What happens when you do fasted cardio?
- First, you’re doing exercise when you’re in a fasted state.
- Your body’s not processing or digesting food when you’re in this state.
- Benefits include lower insulin levels, more fat oxidation, and increases in lipolysis.
- Lipolysis is when your body breaks down fat cells to use them as energy.
- Fat oxidation is when your body is burning energy from fat cells when your glycogen is low.
Fasting Cardio Results
Fasting cardio results can be good if you follow guidelines which include:
- Don’t do it for more than an hour
- Stop exercising if you feel weak or lightheaded
- Don’t do weight or resistance training, HIIT, or any other high-intensity workouts without eating
- Keep your intensity low to moderate to make sure you’re burning fat rather than muscle, which would be the case during an intense workout.
A question people tend to have is whether or not fasted cardio is worth it.
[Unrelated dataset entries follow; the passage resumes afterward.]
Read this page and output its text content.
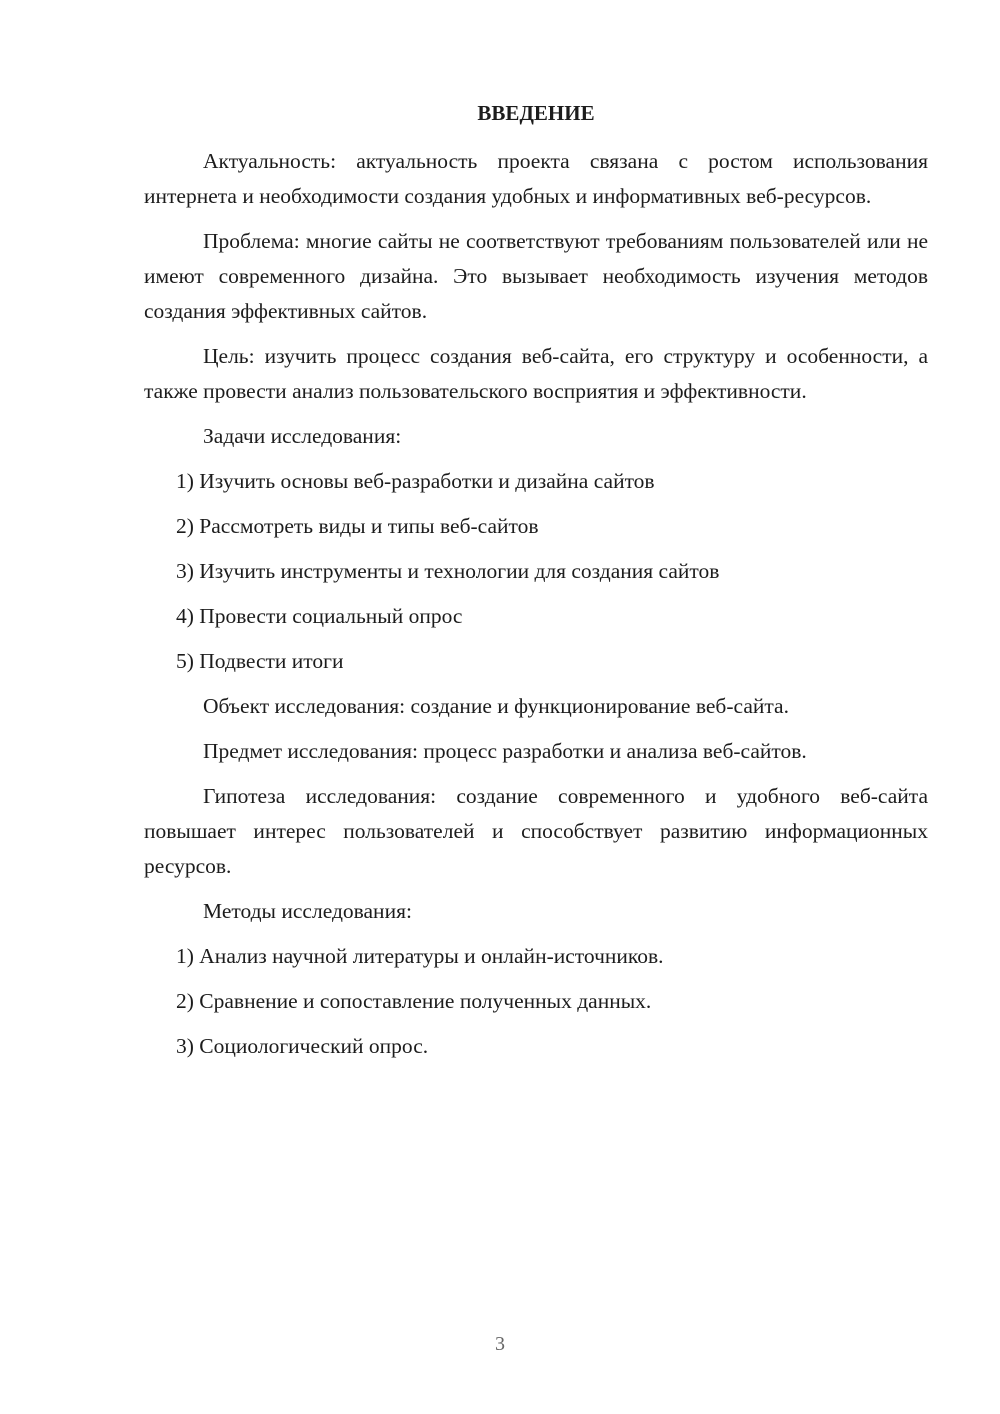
ВВЕДЕНИЕ

Актуальность: актуальность проекта связана с ростом использования интернета и необходимости создания удобных и информативных веб-ресурсов.

Проблема: многие сайты не соответствуют требованиям пользователей или не имеют современного дизайна. Это вызывает необходимость изучения методов создания эффективных сайтов.

Цель: изучить процесс создания веб-сайта, его структуру и особенности, а также провести анализ пользовательского восприятия и эффективности.

Задачи исследования:

1) Изучить основы веб-разработки и дизайна сайтов

2) Рассмотреть виды и типы веб-сайтов

3) Изучить инструменты и технологии для создания сайтов

4) Провести социальный опрос

5) Подвести итоги

Объект исследования: создание и функционирование веб-сайта.

Предмет исследования: процесс разработки и анализа веб-сайтов.

Гипотеза исследования: создание современного и удобного веб-сайта повышает интерес пользователей и способствует развитию информационных ресурсов.

Методы исследования:

1) Анализ научной литературы и онлайн-источников.

2) Сравнение и сопоставление полученных данных.

3) Социологический опрос.

3
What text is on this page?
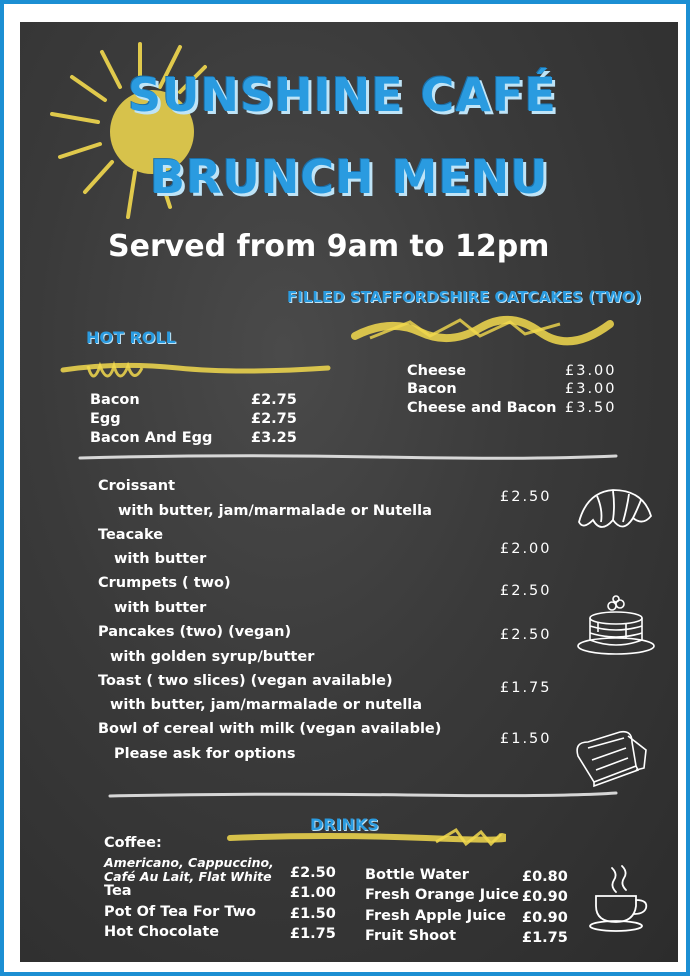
SUNSHINE CAFÉ
BRUNCH MENU
Served from 9am to 12pm
FILLED STAFFORDSHIRE OATCAKES (TWO)
Cheese	£3.00
Bacon	£3.00
Cheese and Bacon £3.50
HOT ROLL
Bacon	£2.75
Egg	£2.75
Bacon And Egg	£3.25
Croissant
with butter, jam/marmalade or Nutella
£2.50
Teacake
with butter
£2.00
Crumpets ( two)
with butter
£2.50
Pancakes (two) (vegan)
with golden syrup/butter
£2.50
Toast ( two slices) (vegan available)
with butter, jam/marmalade or nutella
£1.75
Bowl of cereal with milk (vegan available)
Please ask for options
£1.50
DRINKS
Coffee:
Americano, Cappuccino,
Café Au Lait, Flat White £2.50
Tea	£1.00
Pot Of Tea For Two £1.50
Hot Chocolate	£1.75
Bottle Water	£0.80
Fresh Orange Juice £0.90
Fresh Apple Juice £0.90
Fruit Shoot	£1.75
The answer is possibly, but the evidence is mixed. Whether or not you do your cardio this way depends on your preferences and your goals.
For example, some people simply don’t like how they feel if they eat before cardio, especially if they’re best at exercising in the morning.
If you have blood sugar issues or worry hunger will affect your exercise performance, then you might avoid fasted cardio.
While there’s not anything that’s usually unsafe about doing fasted cardio, you should talk to your health care provider or an exercise physiologist if you have any concerns.